1 Aristóteles: Nikomachische ethik [1133 b]. Philosophische schriften in sechs bänden. Hamburgo (Meiner), 1995, tomo 3, página 114.

2 Marx, Karl (1867; 1890): Das kapital. Kritik der politischen ökonomie, tomo I. Marx-Engels-werke, tomo 23. Berlín (Dietz), 1962, página 73. Versión en español de Wenceslao Roces (1946): Marx, Karl: El capital, tomo I. México: Fondo de Cultura Económica, página 26.

3 En el marxismo, relaciones sociales se entienden generalmente como relaciones de producción (produktionsverhältnisse; nota de los traductores).

4 Marx lograba criticar la economía burguesa clásica (David Ricardo) desde dentro porque anticipaba el cambio inminente del sujeto histórico. Sobre esto, cónfer Korsch, Karl (1938): Karl Marx. Fráncfort (Europäische Verlagsanstalt), 1967, páginas 75 y 220 (anexo III).

5 Brecht, Bertolt ([1938-1956] 1957): Leben des Galilei, escena 4. Gesammelte werke in acht bänden, Fránkfort (Suhrkamp), 1967, tomo II, página 1269.

6 “Aquí viene a cuento la urgencia de distanciarse del concepto de pretensa verdad atemporal.
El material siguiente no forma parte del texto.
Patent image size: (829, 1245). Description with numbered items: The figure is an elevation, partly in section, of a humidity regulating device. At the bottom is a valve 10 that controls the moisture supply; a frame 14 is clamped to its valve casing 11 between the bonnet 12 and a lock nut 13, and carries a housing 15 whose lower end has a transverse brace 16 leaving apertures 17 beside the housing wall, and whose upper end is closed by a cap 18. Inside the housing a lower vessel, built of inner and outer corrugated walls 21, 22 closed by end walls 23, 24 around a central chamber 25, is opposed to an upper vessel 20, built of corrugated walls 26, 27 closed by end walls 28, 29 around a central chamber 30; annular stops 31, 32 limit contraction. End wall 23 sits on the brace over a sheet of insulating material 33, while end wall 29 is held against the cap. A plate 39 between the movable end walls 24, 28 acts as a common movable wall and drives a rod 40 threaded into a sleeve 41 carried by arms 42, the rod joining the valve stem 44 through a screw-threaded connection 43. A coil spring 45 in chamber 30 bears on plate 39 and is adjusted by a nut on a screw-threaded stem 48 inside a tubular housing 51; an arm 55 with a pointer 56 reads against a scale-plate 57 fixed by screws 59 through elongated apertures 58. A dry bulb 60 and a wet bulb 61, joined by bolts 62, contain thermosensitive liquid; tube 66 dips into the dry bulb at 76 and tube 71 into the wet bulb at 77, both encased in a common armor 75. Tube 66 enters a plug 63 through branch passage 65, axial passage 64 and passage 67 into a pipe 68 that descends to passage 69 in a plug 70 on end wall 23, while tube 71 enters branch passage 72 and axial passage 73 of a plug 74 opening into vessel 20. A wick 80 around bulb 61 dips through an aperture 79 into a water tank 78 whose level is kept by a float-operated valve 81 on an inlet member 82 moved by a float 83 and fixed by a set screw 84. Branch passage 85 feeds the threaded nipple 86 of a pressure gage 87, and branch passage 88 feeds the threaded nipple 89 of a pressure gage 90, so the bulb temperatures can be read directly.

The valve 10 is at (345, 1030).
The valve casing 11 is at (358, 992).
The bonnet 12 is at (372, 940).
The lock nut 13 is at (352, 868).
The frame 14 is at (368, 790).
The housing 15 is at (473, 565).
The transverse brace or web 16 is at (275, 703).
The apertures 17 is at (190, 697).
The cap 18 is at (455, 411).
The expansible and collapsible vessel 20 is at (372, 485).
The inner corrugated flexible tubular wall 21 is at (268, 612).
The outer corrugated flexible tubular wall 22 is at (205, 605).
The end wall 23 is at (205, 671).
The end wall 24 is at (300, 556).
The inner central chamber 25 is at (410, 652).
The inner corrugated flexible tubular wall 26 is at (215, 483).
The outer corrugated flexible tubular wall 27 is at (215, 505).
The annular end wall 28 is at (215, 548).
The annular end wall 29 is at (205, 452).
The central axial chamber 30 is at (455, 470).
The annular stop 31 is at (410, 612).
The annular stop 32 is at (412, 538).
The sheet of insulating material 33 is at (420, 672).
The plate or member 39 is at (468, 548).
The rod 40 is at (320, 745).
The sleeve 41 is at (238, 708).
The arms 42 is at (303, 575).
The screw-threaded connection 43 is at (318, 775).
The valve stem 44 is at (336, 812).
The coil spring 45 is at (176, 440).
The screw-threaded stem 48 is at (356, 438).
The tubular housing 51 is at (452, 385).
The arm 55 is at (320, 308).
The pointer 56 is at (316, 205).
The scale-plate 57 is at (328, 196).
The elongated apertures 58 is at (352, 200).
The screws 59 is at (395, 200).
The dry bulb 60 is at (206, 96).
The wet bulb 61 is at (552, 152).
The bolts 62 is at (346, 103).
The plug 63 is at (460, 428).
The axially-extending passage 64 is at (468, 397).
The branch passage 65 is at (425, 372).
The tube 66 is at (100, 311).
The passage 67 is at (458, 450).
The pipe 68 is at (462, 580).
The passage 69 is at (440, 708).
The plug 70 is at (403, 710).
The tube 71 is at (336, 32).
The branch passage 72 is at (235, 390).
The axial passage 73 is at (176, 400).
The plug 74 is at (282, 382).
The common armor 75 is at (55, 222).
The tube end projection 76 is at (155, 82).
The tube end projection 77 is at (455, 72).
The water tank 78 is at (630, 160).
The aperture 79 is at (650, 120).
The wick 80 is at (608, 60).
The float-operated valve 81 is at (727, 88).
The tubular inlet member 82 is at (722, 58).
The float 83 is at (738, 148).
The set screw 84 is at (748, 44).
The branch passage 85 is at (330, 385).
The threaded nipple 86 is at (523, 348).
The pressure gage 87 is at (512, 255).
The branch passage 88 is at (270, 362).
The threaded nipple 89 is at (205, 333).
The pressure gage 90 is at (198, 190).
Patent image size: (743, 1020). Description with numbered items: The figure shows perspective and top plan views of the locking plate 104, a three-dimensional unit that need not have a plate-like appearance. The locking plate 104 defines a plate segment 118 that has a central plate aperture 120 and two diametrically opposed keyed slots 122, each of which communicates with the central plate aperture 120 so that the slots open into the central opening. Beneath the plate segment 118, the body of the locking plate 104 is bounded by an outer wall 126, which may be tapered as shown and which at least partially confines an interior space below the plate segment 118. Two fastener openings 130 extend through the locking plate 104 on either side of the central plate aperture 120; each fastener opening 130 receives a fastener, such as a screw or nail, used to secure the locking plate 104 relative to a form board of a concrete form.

La verdad no es –según el postulado marxista– sólo una función propia del conocer: está ligado a un núcleo temporal que afecta tanto al objeto como al sujeto del conocer mismo”. Benjamin, Walter (1982): Das passagen-werk [Aufzeichnungen und materialien, N. Erkenntnistheoretisches, Theorie des fortschritts], Gesammelte schriften, tomo 5.1 (editor Rolf Tiedemann). Fránkfort (Suhrkamp), página 578.

7 Descartes, René (1641/42): Meditationen über die erste philosophie [Meditaciones de primera filosofía], zweite meditation. Stuttgart (Reclam), 1986, página 83. Casi 300 años después, Husserl, teniendo en mente la “caída” y la “desconcertante fragmentación de la filosofía desde mediados del siglo XIX”, intentó cuestionar de raíz la búsqueda cartesiana de supuesta verdad total: “Quien reflexiona debe prescindir reflexivamente del mundo realmente existente y, con ello, el yo es llevado a la categoría de absoluto y único. (…) Como este ego, y sólo como tal, tengo para mí mismo certeza apodíctica que es la condición de ser en referencia a la cual todo lo existente es condición previa y relativa”. Husserl, Edmund ([1929] 1950): Cartesianische meditationen und Pariser vorträge. Husserliana, tomo I, Den Haag (Martinus Nijhoff), 1963, página 187.

8 Nietzsche, Friedrich [1885]: Nachgelassene fragmente, julio 1882 a otoño 1885. Parte 2; primavera de 1884 a otoño de 1885 (25-45). Sämtliche werke; Kritische studienausgabe, Bd. 11. Münich (dtv-de Gruyter), 1980, página 641.

9 Nietzsche (1885): Jenseits von Gut und böse. Vorspiel einer philosophie der zukunft. Obra citada, tomo 5, página 31 (aforismo 17).

10 Según el zoólogo Adolf Portmann, el ser humano –a diferencia de otros primates– nace siempre por naturaleza de manera prematura. El Homo sapiens necesita aproximadamente un año y de forma imprescindible el útero social a cargo de la madre para poder sobrevivir (nota de los traductores).